First, however, they had to tell their employees. Tomovich said they spent a year and half training employees and "building the brand from the inside out." The biggest changes were to guest service standards, which are now shared across the entire company with properties customizing how they execute greetings or wow visitors depending on whether they're luxury, ultraluxury or value.

"If we're MGM Resorts, we're delivering a message that it means something to stay at an MGM Resorts property," Tomovich explained.

Rolling out a corporate brand campaign doesn't mean that specific MGM properties will lose their individual branding. "The Bellagio is still the Bellagio. They're still going to have their own advertising, their own campaigns, their own positioning. This is a layer above it."

For Vegas regulars, much of this is old news. Anyone with an M Life Rewards card in their wallet knows that MGM is more than a shiny green building, and anyone who spends consistent time on the Strip knows that casinos are less hotels or gaming venues than tiny cities with heavily patterned carpet and their own distinct scent. Today's Vegas visitor is more interested in the shows and the shops, the food and nightlife than how many craps tables are on the floor or whether a property has "The Walking Dead" slot machines. They come to Las Vegas for the music, the restaurants, the pools and the parties.
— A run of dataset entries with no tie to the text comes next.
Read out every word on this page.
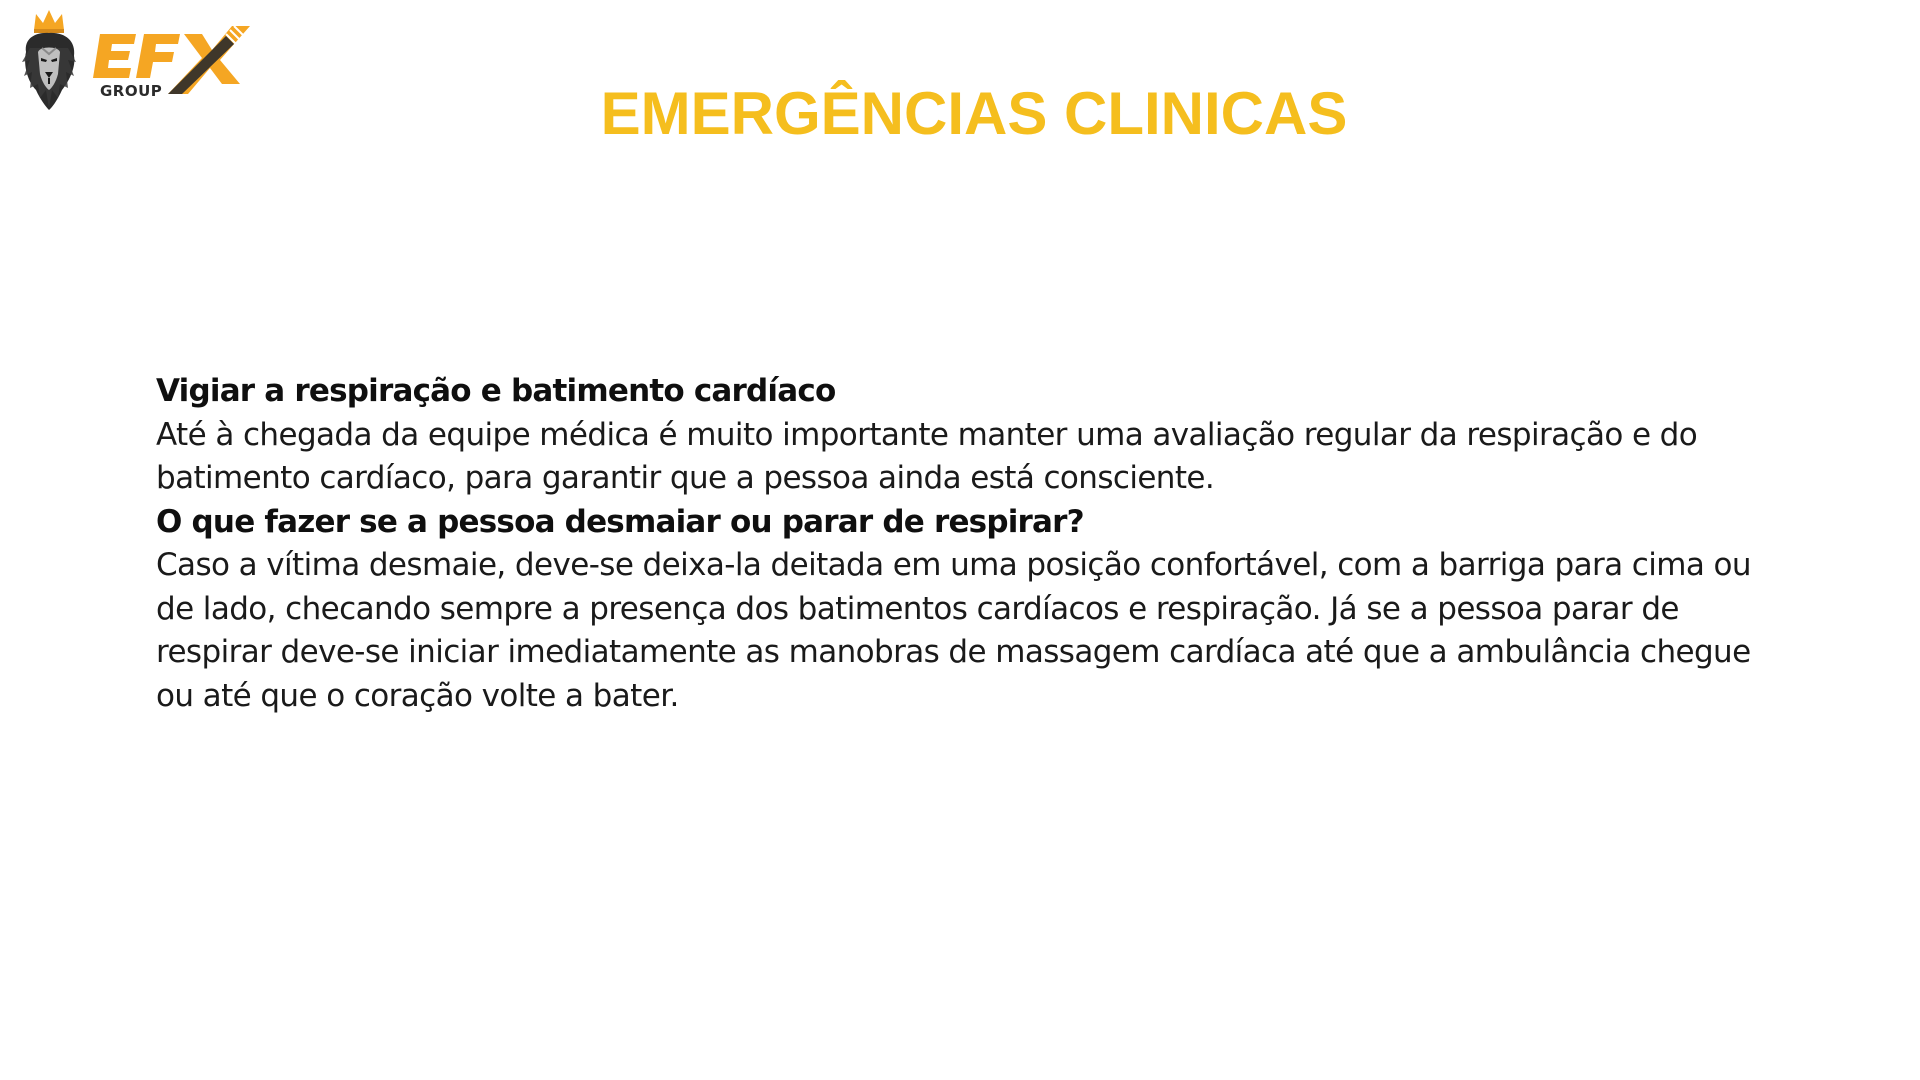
GROUP	EMERGÊNCIAS CLINICAS

Vigiar a respiração e batimento cardíaco

Até à chegada da equipe médica é muito importante manter uma avaliação regular da respiração e do batimento cardíaco, para garantir que a pessoa ainda está consciente.

O que fazer se a pessoa desmaiar ou parar de respirar?

Caso a vítima desmaie, deve-se deixa-la deitada em uma posição confortável, com a barriga para cima ou de lado, checando sempre a presença dos batimentos cardíacos e respiração. Já se a pessoa parar de respirar deve-se iniciar imediatamente as manobras de massagem cardíaca até que a ambulância chegue ou até que o coração volte a bater.
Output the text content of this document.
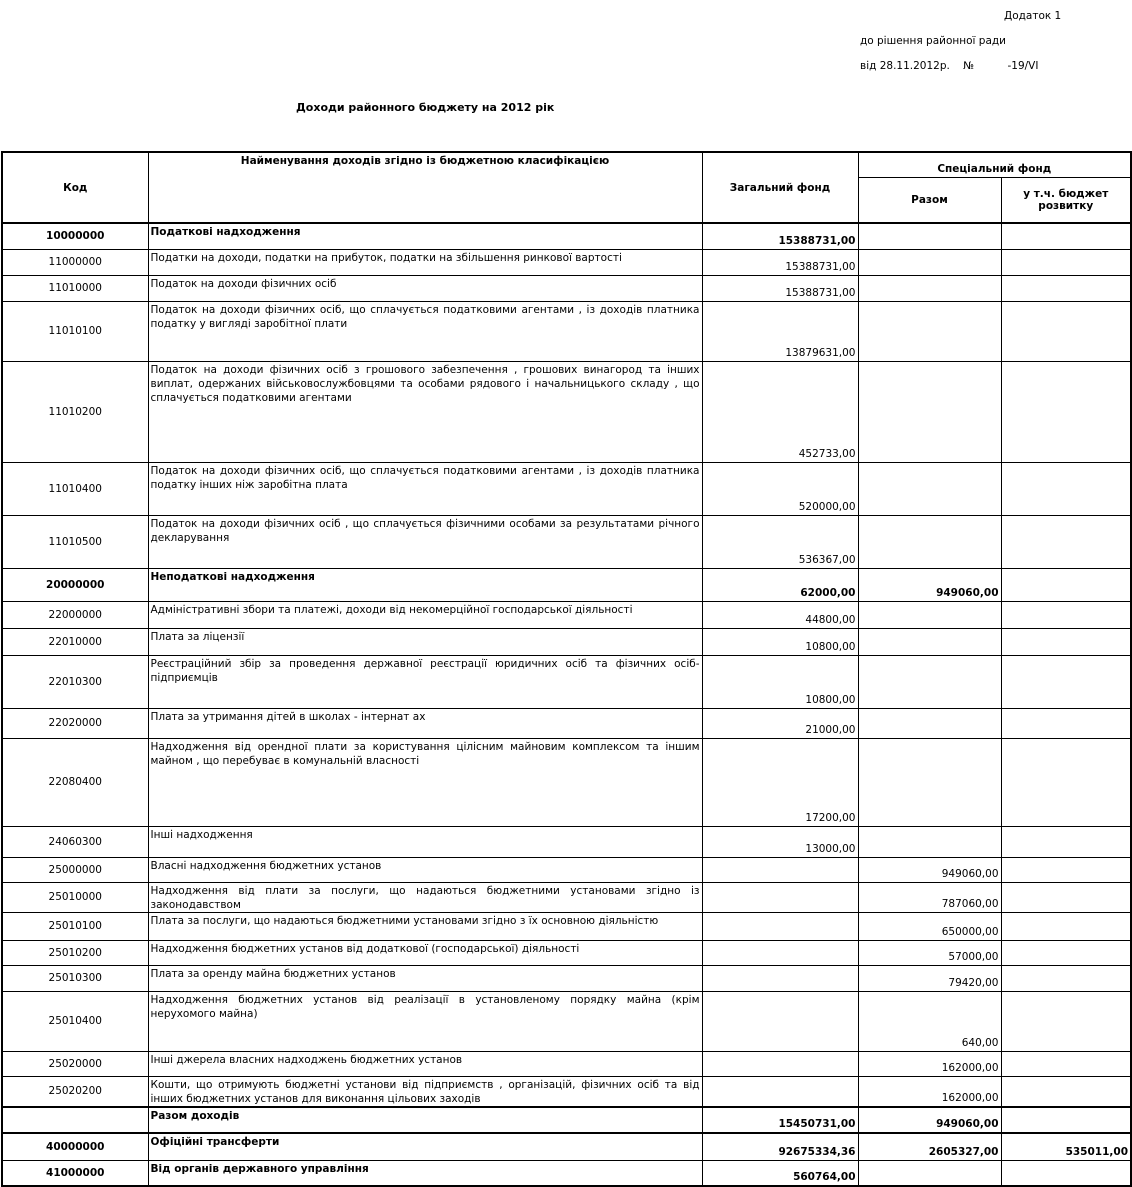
Додаток 1
до рішення районної ради
від 28.11.2012р.    №          -19/VI
Доходи районного бюджету на 2012 рік
Код	Найменування доходів згідно із бюджетною класифікацією	Загальний фонд	Спеціальний фонд	
			Разом	у т.ч. бюджет розвитку
10000000	Податкові надходження	15388731,00		
11000000	Податки на доходи, податки на прибуток, податки на збільшення ринкової вартості	15388731,00		
11010000	Податок на доходи фізичних осіб	15388731,00		
11010100	Податок на доходи фізичних осіб, що сплачується податковими агентами , із доходів платника податку у вигляді заробітної плати	13879631,00		
11010200	Податок на доходи фізичних осіб з грошового забезпечення , грошових винагород та інших виплат, одержаних військовослужбовцями та особами рядового і начальницького складу , що сплачується податковими агентами	452733,00		
11010400	Податок на доходи фізичних осіб, що сплачується податковими агентами , із доходів платника податку інших ніж заробітна плата	520000,00		
11010500	Податок на доходи фізичних осіб , що сплачується фізичними особами за результатами річного декларування	536367,00		
20000000	Неподаткові надходження	62000,00	949060,00	
22000000	Адміністративні збори та платежі, доходи від некомерційної господарської діяльності	44800,00		
22010000	Плата за ліцензії	10800,00		
22010300	Реєстраційний збір за проведення державної реєстрації юридичних осіб та фізичних осіб-підприємців	10800,00		
22020000	Плата за утримання дітей в школах - інтернат ах	21000,00		
22080400	Надходження від орендної плати за користування цілісним майновим комплексом та іншим майном , що перебуває в комунальній власності	17200,00		
24060300	Інші надходження	13000,00		
25000000	Власні надходження бюджетних установ		949060,00	
25010000	Надходження від плати за послуги, що надаються бюджетними установами згідно із законодавством		787060,00	
25010100	Плата за послуги, що надаються бюджетними установами згідно з їх основною діяльністю		650000,00	
25010200	Надходження бюджетних установ від додаткової (господарської) діяльності		57000,00	
25010300	Плата за оренду майна бюджетних установ		79420,00	
25010400	Надходження бюджетних установ від реалізації в установленому порядку майна (крім нерухомого майна)		640,00	
25020000	Інші джерела власних надходжень бюджетних установ		162000,00	
25020200	Кошти, що отримують бюджетні установи від підприємств , організацій, фізичних осіб та від інших бюджетних установ для виконання цільових заходів		162000,00	
	Разом доходів	15450731,00	949060,00	
40000000	Офіційні трансферти	92675334,36	2605327,00	535011,00
41000000	Від органів державного управління	560764,00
The city has already branded itself as the entertainment capital of the world. In the wake of tragedies like the Vegas and Parkland, Fla., shootings, in a moment when political rhetoric seems increasingly polarizing, the message of escapism and entertainment -- the message of "Welcome to the show" -- may be more relevant than ever.

If the campaign is successful, it won't just blast that news flash out to the masses. It will leverage the strengths of all the pieces of the MGM universe, from Bellagio's fountains to Carbone's flambe, to define a whole far greater than the sum of its parts.